Titre original : Hasen
Éditeur original : Chikuma Shobo, Tokyo, Japon, 1982
Actes Sud, 1999, pour la traduction française
Traduit du japonais par Rose-Marie Makino-Fayolle

Il n’y a pas de commencement à cette histoire, et pour vous le prouver, cette histoire commence par l’enterrement d’un mort.
C’est un village isolé du monde, quelque part sur les côtes japonaises, où parfois les bouddhas acceptent d’envoyer un bateau en naufrage.
Tandis que les villageois gravissent le chemin de montagne pour rejoindre le cimetière où sera incinéré le mort, le jeune Isaku, 9 ans, entend une femme s’exclamer : « la montagne est devenue rouge ». C’est le signe : bientôt viendra le temps de la mer agitée, mais surtout le temps de ses promesses. Alors sur la plage toute la nuit, ils cuisent le sel. Ils essayent de tromper les navires en difficulté et ils prient pour qu’un naufrage se produise.

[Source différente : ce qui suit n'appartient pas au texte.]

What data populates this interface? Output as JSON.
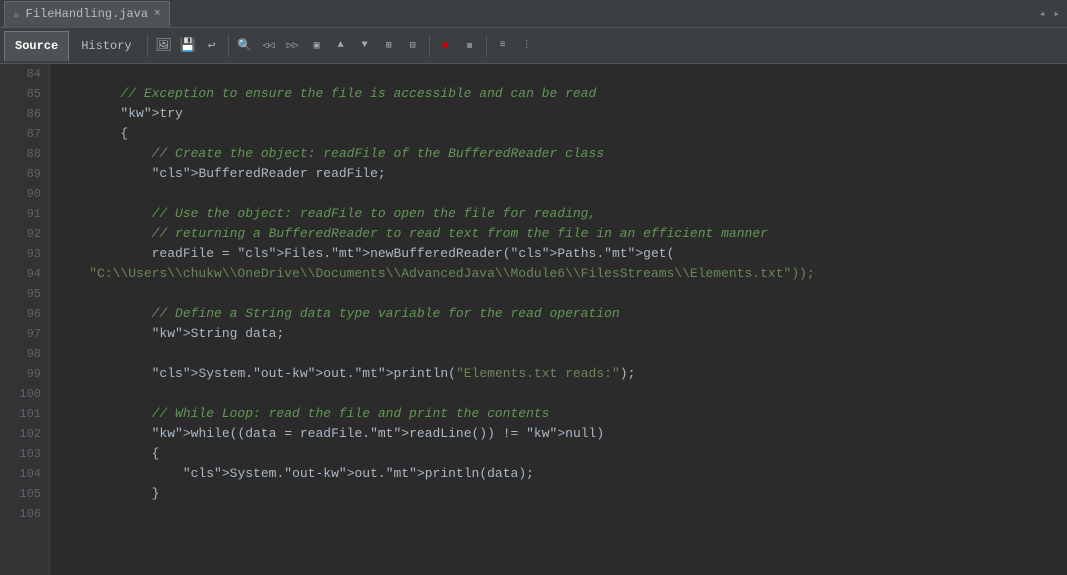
{
  "titleBar": {
    "filename": "FileHandling.java",
    "closeLabel": "×"
  },
  "tabs": {
    "source": "Source",
    "history": "History"
  },
  "navArrows": {
    "left": "◂",
    "right": "▸"
  },
  "toolbar": {
    "buttons": [
      "⟲",
      "⊡",
      "↙",
      "⊠",
      "▸▸",
      "◃◃",
      "▹",
      "◃",
      "⟐",
      "⊞",
      "⊟",
      "⊙",
      "⊗",
      "⊗",
      "≡",
      "≡"
    ]
  },
  "lines": [
    {
      "num": "84",
      "content": ""
    },
    {
      "num": "85",
      "content": "        // Exception to ensure the file is accessible and can be read"
    },
    {
      "num": "86",
      "content": "        try"
    },
    {
      "num": "87",
      "content": "        {"
    },
    {
      "num": "88",
      "content": "            // Create the object: readFile of the BufferedReader class"
    },
    {
      "num": "89",
      "content": "            BufferedReader readFile;"
    },
    {
      "num": "90",
      "content": ""
    },
    {
      "num": "91",
      "content": "            // Use the object: readFile to open the file for reading,"
    },
    {
      "num": "92",
      "content": "            // returning a BufferedReader to read text from the file in an efficient manner"
    },
    {
      "num": "93",
      "content": "            readFile = Files.newBufferedReader(Paths.get("
    },
    {
      "num": "94",
      "content": "    \"C:\\\\Users\\\\chukw\\\\OneDrive\\\\Documents\\\\AdvancedJava\\\\Module6\\\\FilesStreams\\\\Elements.txt\"));"
    },
    {
      "num": "95",
      "content": ""
    },
    {
      "num": "96",
      "content": "            // Define a String data type variable for the read operation"
    },
    {
      "num": "97",
      "content": "            String data;"
    },
    {
      "num": "98",
      "content": ""
    },
    {
      "num": "99",
      "content": "            System.out.println(\"Elements.txt reads:\");"
    },
    {
      "num": "100",
      "content": ""
    },
    {
      "num": "101",
      "content": "            // While Loop: read the file and print the contents"
    },
    {
      "num": "102",
      "content": "            while((data = readFile.readLine()) != null)"
    },
    {
      "num": "103",
      "content": "            {"
    },
    {
      "num": "104",
      "content": "                System.out.println(data);"
    },
    {
      "num": "105",
      "content": "            }"
    },
    {
      "num": "106",
      "content": ""
    }
  ]
}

Mais aucun navire ne s’est plus échoué dans la baie depuis longtemps. Et pour ne pas laisser leur famille mourir de faim, les villageois se vendent à un intermédiaire du village voisin. Ils partent travailler ainsi, longtemps, dix ans parfois, sans laisser de nouvelles, et parfois reviennent, ou parfois ne reviennent pas.